The crisis in Yemen has threatened the livelihoods of many people. When the conflict escalated in 2014 and 2015, the need for development projects in Yemen skyrocketed. The U.N. estimates that 21.2 million people in Yemen are in need of assistance, which is 82 percent of the population. This leaves only a small percentage untouched by the conflict.
Mohammed Mansour Yahiya is a coffee farmer affected by the conflict that arose in Yemen. In 2015, the suspension of salaries due to the conflict worsened his chances of providing for his family. His work and livelihood found hope when the USAID contributed just over $15 million to the Yemen Emergency Crisis Response Project (YECRP). Through this USAID fund and implementation by the UNDP in partnership with the Social Fund for Development, small farmers found solace in the Small and Micro Enterprise Promotion Service intervention project. This project seeks out farmers to modernize technologies and methods of production. Mohammed Mansour Yahiya became one of 350 coffee farmers supported by this project, which enabled their coffee to reach markets. Development projects in Yemen such as this one restore hope to individuals.
The Yemen Multisector Humanitarian Response Programme follows the YECRP in providing humanitarian aid in the form of food security. This project partners with NGOs to seek out malnourished individuals, the most vulnerable in Yemen, and provides cash and voucher assistance. This program works to eradicate malnourishment and integrate prevention and treatment of the condition through three sectors: nutrition, sanitation and health. Progress is being seen via partnerships with CARE, ACTED and Oxfam.
The third development project within Yemen is the Integrated Urban Service Emergency Project, which restores access to crucial urban services.

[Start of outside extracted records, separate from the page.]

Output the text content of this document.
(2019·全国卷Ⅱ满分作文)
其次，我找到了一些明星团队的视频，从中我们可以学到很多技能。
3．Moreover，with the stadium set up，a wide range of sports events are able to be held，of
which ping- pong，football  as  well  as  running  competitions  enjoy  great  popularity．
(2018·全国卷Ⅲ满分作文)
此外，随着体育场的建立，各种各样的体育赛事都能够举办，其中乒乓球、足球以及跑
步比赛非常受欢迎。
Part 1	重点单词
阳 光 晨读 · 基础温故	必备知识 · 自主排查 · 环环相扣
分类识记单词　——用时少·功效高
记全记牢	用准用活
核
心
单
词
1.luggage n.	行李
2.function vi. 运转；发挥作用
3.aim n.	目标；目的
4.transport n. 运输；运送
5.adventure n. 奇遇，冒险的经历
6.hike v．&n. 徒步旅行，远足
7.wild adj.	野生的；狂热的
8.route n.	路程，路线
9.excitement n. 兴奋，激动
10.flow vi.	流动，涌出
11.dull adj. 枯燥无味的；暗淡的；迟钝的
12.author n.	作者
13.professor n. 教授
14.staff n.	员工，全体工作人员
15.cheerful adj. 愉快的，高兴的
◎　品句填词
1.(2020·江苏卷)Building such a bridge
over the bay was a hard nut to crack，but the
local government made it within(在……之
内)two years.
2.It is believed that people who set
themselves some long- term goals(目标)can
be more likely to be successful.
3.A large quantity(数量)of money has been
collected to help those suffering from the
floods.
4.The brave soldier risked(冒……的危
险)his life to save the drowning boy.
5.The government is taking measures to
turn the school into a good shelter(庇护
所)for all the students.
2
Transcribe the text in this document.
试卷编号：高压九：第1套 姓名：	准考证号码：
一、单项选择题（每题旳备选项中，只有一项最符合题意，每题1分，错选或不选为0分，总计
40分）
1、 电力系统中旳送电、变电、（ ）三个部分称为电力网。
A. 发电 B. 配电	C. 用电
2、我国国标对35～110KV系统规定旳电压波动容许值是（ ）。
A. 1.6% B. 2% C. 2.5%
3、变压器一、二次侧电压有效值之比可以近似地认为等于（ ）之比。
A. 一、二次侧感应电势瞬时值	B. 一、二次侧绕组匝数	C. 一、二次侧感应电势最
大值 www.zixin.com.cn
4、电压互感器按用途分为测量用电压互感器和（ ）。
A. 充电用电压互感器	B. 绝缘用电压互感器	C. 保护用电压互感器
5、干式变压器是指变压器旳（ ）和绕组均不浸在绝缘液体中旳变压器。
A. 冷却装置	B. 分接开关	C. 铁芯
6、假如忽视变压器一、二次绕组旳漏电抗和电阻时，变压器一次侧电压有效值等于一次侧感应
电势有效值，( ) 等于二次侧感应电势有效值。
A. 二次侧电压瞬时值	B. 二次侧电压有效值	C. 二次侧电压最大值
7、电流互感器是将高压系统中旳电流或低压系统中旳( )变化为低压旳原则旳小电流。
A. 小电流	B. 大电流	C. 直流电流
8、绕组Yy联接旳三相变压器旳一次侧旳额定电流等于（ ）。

With $150 million alloted for this project, it aims to support the restoration of safe water, sanitation, transportation, energy and solid waste management, while using local resources to improve the economy and lives within Yemen through employment and self-sufficiency.
Continuing to build self-sufficiency and developing Yemenis’ skill base is the Smallholder Agricultural Restoration and Enhancement Project for Yemen. The project strives to increase the use of productive and nutrition-enhancing agricultural practices. It works to increase production, income and nutrition through strengthening the community land and water management and efficient and responsible animal husbandry.
Developing farming skills and agriculture techniques provides a basis to grow the economy, and with equal access to medical health and education the quality of life will increase. The Second Basic Education Development Project, with a budget of $66 million, trains 68,000 teachers, headmasters and supervisors in Yemen. The project’s efforts will build additional classrooms, train headmasters and recruit and hire 700 rural women as teachers. Also included in this project is funding for poor families in rural areas to assist with equal opportunities for girls to attend school.
These development projects in Yemen seek to close the economic gap between Yemen and other countries and to provide security during the crisis. These projects aim to help the people of Yemen and ensure that the basic needs of the most vulnerable populations are being met.